I have no idea why you want to use Hadoop, specifically, here. The first step should be, "Can I just write this as a basic program and use a qsub (or equivalent) script to farm out a bunch of runs of this program to the server?" If the answer is no, the next step is, "Can I use the multiprocessing module?" If you go with multiprocessing, you might want to take a look at Jesse Noller's multiprocessing presentation from PyCon 2009.

Now, with regards to your particular code...

You need to explain what the nodes in your graph are. I'm confused why you're treating them like a dictionary (calling .keys()) on them. If they are dictionaries, tell us what the keys and values are. I hope you're not storing the neighbors as keys there, because NetworkX already gives you that, via the Graph.neighbors() method. If you're storing the neighbors of the nodes in the nodes themselves, you have a misunderstanding of the NetworkX library.

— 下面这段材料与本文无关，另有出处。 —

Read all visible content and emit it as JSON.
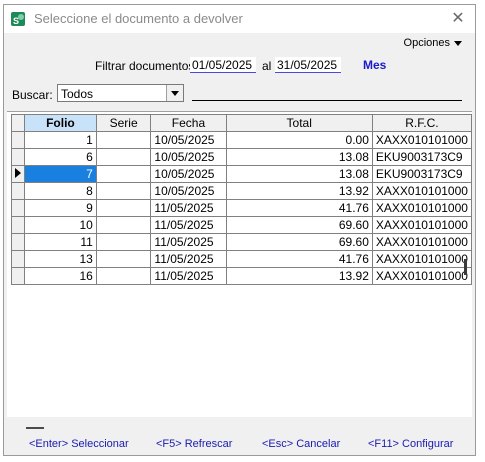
{
  "window": {
    "title": "Seleccione el documento a devolver"
  },
  "toolbar": {
    "options_label": "Opciones"
  },
  "filter": {
    "label": "Filtrar documentos",
    "date_from": "01/05/2025",
    "between_label": "al",
    "date_to": "31/05/2025",
    "period_link": "Mes"
  },
  "search": {
    "label": "Buscar:",
    "selected_option": "Todos",
    "value": ""
  },
  "table": {
    "columns": [
      "Folio",
      "Serie",
      "Fecha",
      "Total",
      "R.F.C."
    ],
    "rows": [
      {
        "folio": "1",
        "serie": "",
        "fecha": "10/05/2025",
        "total": "0.00",
        "rfc": "XAXX010101000"
      },
      {
        "folio": "6",
        "serie": "",
        "fecha": "10/05/2025",
        "total": "13.08",
        "rfc": "EKU9003173C9"
      },
      {
        "folio": "7",
        "serie": "",
        "fecha": "10/05/2025",
        "total": "13.08",
        "rfc": "EKU9003173C9"
      },
      {
        "folio": "8",
        "serie": "",
        "fecha": "10/05/2025",
        "total": "13.92",
        "rfc": "XAXX010101000"
      },
      {
        "folio": "9",
        "serie": "",
        "fecha": "11/05/2025",
        "total": "41.76",
        "rfc": "XAXX010101000"
      },
      {
        "folio": "10",
        "serie": "",
        "fecha": "11/05/2025",
        "total": "69.60",
        "rfc": "XAXX010101000"
      },
      {
        "folio": "11",
        "serie": "",
        "fecha": "11/05/2025",
        "total": "69.60",
        "rfc": "XAXX010101000"
      },
      {
        "folio": "13",
        "serie": "",
        "fecha": "11/05/2025",
        "total": "41.76",
        "rfc": "XAXX010101000"
      },
      {
        "folio": "16",
        "serie": "",
        "fecha": "11/05/2025",
        "total": "13.92",
        "rfc": "XAXX010101000"
      }
    ],
    "selected_row": 2
  },
  "shortcuts": {
    "select": "<Enter> Seleccionar",
    "refresh": "<F5> Refrescar",
    "cancel": "<Esc> Cancelar",
    "configure": "<F11> Configurar"
  },
  "colors": {
    "accent": "#1a80e0",
    "link": "#1a1ab0",
    "app_icon": "#1e8a5a"
  }
}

Let the graph do the work for you.
You have the same logic twice in unweighted_random_walk(), once for the trip from the start node to the destination node, then again for the destination node to the start node. Why? All you need is the logic for one direction. Call this function twice. Call it with the start and destination nodes as arguments to get the direction one way, then swap the order of the arguments to be destination then start to get the walk the other direction. You then have two independent calls, and can now run these in parallel.
Don't use while True:—not just here, but in general. You should always indicate the actual condition under which to continue. e.g.,
```
while current_point != ending_point:
    ...
```
Don't return a string of the information, return the information directly. e.g.,
```
return hitting_time
```
Note that by following my advice in point 2 directly above, you only have to return the hitting time, and sum the hitting times for the there-call and the back-call to get the total commute time. Convenient, right?